There is no alternative! Das sagt nicht etwa die Regierungschefin Angela Merkel, sondern die SZ-Korrespondentin in Brüssel. Die eilfertige Unterstützung des Schäuble-Plans gerät aber eine Spur zu penetrant. In Brüssel riecht man den Braten. Es formiert sich Widerstand. Rasch werden Vorschläge zur Ausweitung des existierenden Rettungsschirms ventiliert – um den Druck aus den Märkten zu nehmen und eine Gegenposition zu Schäubles EWF-Plan zu präsentieren. Die SZ-Korrespondentin ist ziemlich sauer.

Am folgenden Tag, dem 12. Januar, watscht sie den finnischen EU-Wirtschafts- und Währungskommissar Olli Rehn als politische Lusche ab (weil dieser den Schäuble-Plan nicht aktiv genug unterstützt hat). Ihr Kommentar gipfelt in dem Satz:

„Seine eigentliche Aufgabe, revolutionäre Wege aus dem Desaster vorzuschlagen, erfüllt Rehn nicht.“

„Revolutionär“ scheint überhaupt das ‚Codewort’ für den Schäuble-Plan zu sein. Auch die EU-Kommission erkennt die Dimension. Noch am gleichen Tag geht Kommissionspräsident José Manuel Barroso in die Offensive und schlägt persönlich die Ausweitung des bereits existierenden Rettungsschirms vor.

Jetzt ist die SZ richtig verärgert. Ihr „Nachrichten“-Aufmacher am 13. Januar platzt vor Empörung:

„Überraschende Forderung der EU-Kommission: Brüssel will größeren Euro-Rettungsschirm…. Die Ankündigung des Präsidenten stieß in mehreren großen EU-Staaten auf harsche Kritik. Barroso wolle sich in den Vordergrund drängen. Er erreiche mit seinen Äußerungen das Gegenteil dessen, was er angeblich wolle, hieß es.“

Für ein Nachrichten-Ressort ist das ein ziemlich merkwürdiger Vorspann. Denn bei der Tagesschau und anderen großen Medien ist von „harscher Kritik mehrerer großer EU-Staaten“ nicht oder nur sehr verhalten die Rede. Harsche Kritik kommt eher aus dem deutschen Finanzministerium.

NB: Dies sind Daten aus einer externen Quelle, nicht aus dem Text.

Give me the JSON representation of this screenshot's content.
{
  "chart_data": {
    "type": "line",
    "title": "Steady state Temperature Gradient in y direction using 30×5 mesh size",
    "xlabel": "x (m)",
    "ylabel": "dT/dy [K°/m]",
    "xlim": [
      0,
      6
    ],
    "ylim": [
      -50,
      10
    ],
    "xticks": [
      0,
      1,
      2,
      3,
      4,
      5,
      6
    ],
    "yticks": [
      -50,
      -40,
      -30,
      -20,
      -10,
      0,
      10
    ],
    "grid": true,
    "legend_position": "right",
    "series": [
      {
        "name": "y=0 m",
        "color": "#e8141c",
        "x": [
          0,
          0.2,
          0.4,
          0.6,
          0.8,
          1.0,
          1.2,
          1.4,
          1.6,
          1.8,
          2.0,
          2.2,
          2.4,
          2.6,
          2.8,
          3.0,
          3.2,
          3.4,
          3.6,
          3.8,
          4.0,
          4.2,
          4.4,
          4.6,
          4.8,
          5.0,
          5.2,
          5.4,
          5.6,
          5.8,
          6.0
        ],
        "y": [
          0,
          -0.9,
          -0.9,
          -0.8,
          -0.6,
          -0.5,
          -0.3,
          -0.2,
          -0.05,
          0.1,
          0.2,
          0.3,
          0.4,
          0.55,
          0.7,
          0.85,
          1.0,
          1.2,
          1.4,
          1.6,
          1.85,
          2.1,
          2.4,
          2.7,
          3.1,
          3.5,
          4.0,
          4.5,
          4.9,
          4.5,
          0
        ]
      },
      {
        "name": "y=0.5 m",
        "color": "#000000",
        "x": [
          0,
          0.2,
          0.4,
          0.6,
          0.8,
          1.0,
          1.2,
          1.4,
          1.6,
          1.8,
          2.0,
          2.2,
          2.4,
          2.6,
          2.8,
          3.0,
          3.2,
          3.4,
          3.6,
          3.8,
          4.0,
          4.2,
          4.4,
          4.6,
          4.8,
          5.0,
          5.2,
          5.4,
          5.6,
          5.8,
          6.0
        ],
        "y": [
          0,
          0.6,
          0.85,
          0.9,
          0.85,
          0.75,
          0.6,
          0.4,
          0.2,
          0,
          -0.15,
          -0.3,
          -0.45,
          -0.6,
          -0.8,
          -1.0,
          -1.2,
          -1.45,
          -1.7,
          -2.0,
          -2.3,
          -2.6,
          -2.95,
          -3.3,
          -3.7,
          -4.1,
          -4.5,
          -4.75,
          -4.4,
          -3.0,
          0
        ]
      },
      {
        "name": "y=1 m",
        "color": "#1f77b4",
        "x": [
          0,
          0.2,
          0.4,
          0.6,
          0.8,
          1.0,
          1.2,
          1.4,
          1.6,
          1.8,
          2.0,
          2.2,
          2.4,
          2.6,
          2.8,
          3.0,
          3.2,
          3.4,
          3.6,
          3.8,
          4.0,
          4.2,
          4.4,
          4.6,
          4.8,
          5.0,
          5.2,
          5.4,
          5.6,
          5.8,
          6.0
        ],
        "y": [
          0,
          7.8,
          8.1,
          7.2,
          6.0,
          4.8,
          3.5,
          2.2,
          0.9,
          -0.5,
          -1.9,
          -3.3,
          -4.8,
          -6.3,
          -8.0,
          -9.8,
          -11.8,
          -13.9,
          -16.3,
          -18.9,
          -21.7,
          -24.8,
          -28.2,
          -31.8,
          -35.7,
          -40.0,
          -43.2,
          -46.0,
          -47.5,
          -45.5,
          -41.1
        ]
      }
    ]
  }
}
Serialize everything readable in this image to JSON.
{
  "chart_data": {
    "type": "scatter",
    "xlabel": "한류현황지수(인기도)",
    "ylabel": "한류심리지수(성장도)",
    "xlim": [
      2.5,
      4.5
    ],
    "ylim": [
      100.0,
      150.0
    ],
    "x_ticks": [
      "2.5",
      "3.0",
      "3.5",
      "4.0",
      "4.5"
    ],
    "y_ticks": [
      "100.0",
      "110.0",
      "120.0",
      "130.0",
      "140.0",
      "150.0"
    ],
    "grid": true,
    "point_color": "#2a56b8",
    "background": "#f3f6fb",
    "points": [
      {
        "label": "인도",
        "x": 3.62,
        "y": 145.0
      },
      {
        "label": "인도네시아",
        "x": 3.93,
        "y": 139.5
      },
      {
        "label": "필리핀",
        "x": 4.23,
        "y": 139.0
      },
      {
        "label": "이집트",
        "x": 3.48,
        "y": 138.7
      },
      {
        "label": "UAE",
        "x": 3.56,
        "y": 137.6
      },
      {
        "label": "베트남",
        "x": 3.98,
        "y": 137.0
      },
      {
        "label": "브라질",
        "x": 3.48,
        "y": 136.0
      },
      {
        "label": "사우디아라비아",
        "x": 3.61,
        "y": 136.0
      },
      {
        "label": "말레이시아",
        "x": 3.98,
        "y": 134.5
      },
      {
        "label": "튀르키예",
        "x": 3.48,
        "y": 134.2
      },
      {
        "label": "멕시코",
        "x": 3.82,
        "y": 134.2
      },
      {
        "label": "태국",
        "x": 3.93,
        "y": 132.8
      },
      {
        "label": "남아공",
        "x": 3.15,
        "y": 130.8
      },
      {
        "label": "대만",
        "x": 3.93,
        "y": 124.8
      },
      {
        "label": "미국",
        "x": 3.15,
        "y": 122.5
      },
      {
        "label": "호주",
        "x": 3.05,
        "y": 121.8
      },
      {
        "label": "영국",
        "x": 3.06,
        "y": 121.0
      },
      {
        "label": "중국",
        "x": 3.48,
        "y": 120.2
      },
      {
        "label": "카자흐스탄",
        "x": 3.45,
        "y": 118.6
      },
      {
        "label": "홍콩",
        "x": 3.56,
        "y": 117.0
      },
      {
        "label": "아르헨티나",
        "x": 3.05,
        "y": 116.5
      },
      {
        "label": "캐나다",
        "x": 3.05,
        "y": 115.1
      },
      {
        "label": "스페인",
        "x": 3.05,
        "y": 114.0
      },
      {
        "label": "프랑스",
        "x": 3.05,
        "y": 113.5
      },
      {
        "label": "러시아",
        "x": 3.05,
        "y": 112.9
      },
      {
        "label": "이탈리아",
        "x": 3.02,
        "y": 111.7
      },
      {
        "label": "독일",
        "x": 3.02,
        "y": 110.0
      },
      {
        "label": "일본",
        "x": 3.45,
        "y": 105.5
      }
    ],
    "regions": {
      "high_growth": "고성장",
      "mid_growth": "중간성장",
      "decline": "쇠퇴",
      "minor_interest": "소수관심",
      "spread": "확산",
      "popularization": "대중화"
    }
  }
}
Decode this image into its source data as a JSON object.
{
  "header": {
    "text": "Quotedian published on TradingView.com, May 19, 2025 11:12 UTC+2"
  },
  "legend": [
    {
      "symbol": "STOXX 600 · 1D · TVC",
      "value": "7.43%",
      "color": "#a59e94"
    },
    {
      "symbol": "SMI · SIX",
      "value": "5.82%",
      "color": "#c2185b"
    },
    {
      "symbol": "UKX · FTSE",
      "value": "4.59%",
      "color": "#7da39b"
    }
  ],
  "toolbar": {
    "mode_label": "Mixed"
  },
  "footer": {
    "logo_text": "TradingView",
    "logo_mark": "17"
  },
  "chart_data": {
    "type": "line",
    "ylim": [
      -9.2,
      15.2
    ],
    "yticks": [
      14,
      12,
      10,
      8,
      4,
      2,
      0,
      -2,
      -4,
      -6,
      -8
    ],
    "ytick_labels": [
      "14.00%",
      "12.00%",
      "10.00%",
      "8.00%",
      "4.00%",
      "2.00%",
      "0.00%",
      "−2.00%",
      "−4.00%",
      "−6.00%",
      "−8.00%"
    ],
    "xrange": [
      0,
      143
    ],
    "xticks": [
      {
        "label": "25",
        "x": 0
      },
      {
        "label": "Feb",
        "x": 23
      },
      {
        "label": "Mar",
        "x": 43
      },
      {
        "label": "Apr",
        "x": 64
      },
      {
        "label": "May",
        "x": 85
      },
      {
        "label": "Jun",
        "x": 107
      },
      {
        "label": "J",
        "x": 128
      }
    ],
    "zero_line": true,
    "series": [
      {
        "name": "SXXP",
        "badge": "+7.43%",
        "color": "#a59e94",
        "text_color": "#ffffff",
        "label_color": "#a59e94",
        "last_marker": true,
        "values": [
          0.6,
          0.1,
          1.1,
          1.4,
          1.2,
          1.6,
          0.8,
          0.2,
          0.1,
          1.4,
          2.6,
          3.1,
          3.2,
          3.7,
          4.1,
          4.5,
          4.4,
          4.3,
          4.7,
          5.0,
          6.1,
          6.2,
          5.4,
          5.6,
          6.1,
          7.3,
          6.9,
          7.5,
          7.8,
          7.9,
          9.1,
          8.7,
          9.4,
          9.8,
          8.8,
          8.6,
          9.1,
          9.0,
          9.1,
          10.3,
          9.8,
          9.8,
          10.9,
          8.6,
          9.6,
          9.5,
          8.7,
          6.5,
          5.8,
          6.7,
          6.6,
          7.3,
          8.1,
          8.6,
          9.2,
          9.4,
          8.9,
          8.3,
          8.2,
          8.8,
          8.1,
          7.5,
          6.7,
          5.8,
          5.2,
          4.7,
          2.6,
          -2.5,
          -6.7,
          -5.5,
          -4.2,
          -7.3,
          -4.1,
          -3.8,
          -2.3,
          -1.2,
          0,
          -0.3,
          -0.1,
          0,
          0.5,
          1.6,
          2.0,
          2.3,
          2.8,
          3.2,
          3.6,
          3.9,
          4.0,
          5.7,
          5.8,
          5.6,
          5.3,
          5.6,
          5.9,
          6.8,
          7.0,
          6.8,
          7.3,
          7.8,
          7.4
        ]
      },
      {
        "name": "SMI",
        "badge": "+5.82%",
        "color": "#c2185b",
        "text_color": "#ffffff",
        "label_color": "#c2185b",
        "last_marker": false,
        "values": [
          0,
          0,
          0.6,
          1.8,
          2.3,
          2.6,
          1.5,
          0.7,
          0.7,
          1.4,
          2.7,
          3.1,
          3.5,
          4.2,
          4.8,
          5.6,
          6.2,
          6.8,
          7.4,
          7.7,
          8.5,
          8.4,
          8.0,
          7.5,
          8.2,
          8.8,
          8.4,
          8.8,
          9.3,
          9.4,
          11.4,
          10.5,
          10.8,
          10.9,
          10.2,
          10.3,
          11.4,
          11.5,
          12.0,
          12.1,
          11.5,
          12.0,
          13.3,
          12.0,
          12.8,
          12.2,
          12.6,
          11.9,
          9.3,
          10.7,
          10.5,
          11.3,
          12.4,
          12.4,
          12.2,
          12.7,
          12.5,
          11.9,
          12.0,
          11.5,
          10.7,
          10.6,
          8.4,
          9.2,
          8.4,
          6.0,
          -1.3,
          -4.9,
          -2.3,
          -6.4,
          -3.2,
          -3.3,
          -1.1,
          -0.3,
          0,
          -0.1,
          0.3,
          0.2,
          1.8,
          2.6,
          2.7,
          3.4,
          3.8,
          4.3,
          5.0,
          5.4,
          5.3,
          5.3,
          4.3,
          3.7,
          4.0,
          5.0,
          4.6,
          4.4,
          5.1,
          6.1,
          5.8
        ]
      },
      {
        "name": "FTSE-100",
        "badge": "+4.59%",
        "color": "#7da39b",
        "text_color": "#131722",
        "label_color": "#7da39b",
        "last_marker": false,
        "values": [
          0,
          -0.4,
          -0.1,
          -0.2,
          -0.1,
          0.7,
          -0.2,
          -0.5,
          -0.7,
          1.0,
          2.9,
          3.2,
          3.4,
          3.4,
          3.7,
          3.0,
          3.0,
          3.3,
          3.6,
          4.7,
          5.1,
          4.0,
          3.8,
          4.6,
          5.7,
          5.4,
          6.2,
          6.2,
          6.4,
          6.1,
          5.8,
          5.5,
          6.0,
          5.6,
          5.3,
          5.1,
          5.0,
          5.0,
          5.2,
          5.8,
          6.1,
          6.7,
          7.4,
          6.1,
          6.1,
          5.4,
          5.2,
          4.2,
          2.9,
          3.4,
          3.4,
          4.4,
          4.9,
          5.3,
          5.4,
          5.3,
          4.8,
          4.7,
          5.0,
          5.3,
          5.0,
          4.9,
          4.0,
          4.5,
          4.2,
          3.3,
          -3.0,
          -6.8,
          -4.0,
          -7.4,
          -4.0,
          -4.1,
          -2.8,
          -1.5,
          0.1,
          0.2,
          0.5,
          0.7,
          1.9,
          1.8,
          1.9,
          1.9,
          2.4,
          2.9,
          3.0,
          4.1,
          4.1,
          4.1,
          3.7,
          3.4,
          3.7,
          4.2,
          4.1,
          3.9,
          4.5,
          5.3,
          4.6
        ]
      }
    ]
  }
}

Aber das Spiel ist verloren. Am 14. Januar dreht die SZ endlich bei. Weder vom deutschen EWF-Plan noch vom Drama an den Finanzmärkten ist weiter die Rede. Allerdings kann sich das Blatt nicht verkneifen, gegen Barroso noch einmal nachzutreten: Angela Merkel habe den Portugiesen einst in sein Amt gehievt, heißt es enttäuscht, nun zeige der Mann keinerlei Dankbarkeit, pfui. (Doch wieso sollte er auch? Der deutsche EWF-Plan bedeutet nichts anderes als eine partielle Entmachtung der EU-Kommission und des EU-Parlaments).

Fazit: Das seltsame Spiel über Bande hat Wolfgang Schäuble in eine missliche Lage manövriert. Die vollmundige Ankündigung der SZ vom vergangenen Dezember, Schäubles „revolutionärer“ Währungsfonds werde beim Euro-Gipfel nächste Woche die Hauptrolle spielen, hat sich in Luft aufgelöst.

Schäuble wäre aber nicht Schäuble, wenn er jetzt aufgeben würde. Er wird seinen Plan so lange vorlegen, bis die anderen die Genialität dieses Plans ebenfalls erkennen.